Although I noted with cynical interest that they did not kiss hello, even though he’d been away long enough to grow a partial beard. He’d probably been warned by his media consultants not to kiss any of his romantic partners in front of fans. It would spoil their dreams that he was available.
“Come on,” Chloe said, tugging on his arm. “I’m double-parked. We’ve got to go.”

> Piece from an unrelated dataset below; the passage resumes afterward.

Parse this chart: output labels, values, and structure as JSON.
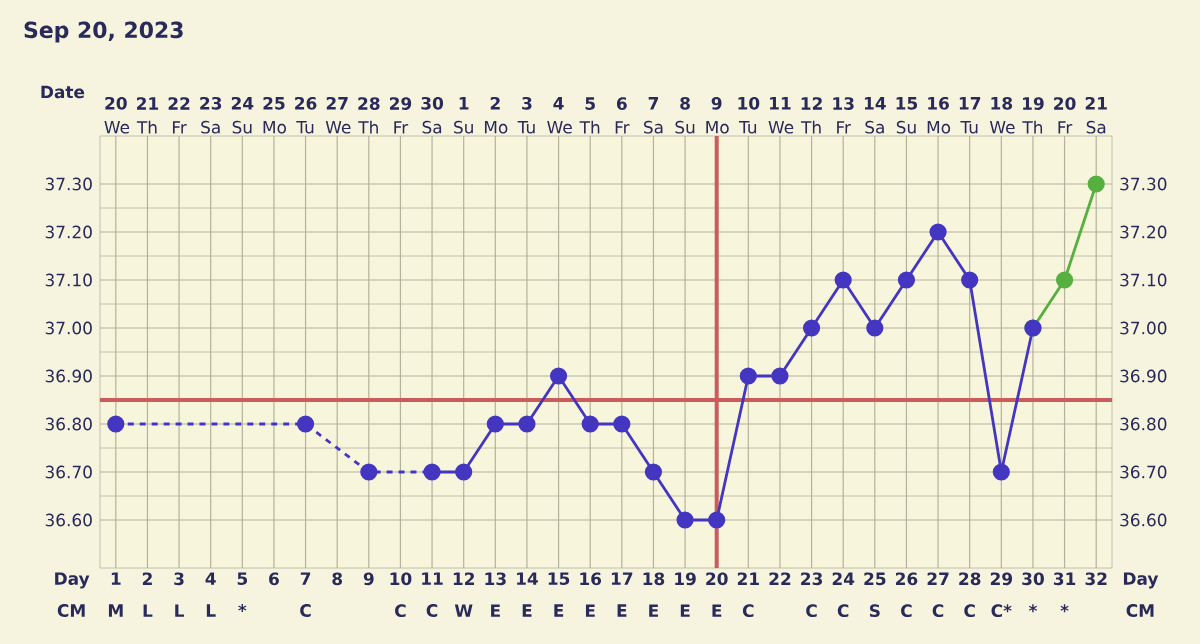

“Oh.” He threw me one last look. “Er, thanks.” To the girls, who were already raking Chloe curiously with their gazes, wondering who she was and why she was taking their darling Will away from them, he said, “Sorry, that’s got to be it for now. My ride’s here. I’ll see you at the festival, though, right?”
The girls cried, “Awwwww,” in disappointment, but quickly recovered and began waving enthusiastically at their literary idol. “Bye, Will!” “See you tomorrow!” “I’m going to buy tons of copies of The Moment for you to sign for all my friends!”
Then a very uncomfortable-looking Will was swept from the terminal by the sweet, lovely Chloe.
What was that about? Why was he feeling uncomfortable? He hadn’t felt uncomfortable bad-mouthing my writing. Why should he feel uncomfortable now, seeing me in an airport holding a whiteboard with his name on it?
“Was that him?”
I turned and saw a familiar figure at my side.
“Oh, hi, Garrett.” In addition to his fishing pole and ukulele, Garrett was carrying a giant duffel bag. Unlike me, he didn’t seem to suffer from lost-checked-bag syndrome. “Was that who?”
“Will Price. I didn’t think he’d be riding on the author bus with us.”
I turned to stare at him. “What do you mean us?”
He pointed to the name beneath Will’s on the whiteboard I was holding—the name I hadn’t noticed because I’d been too wrapped up in my loathing of Will Price. “That’s me.”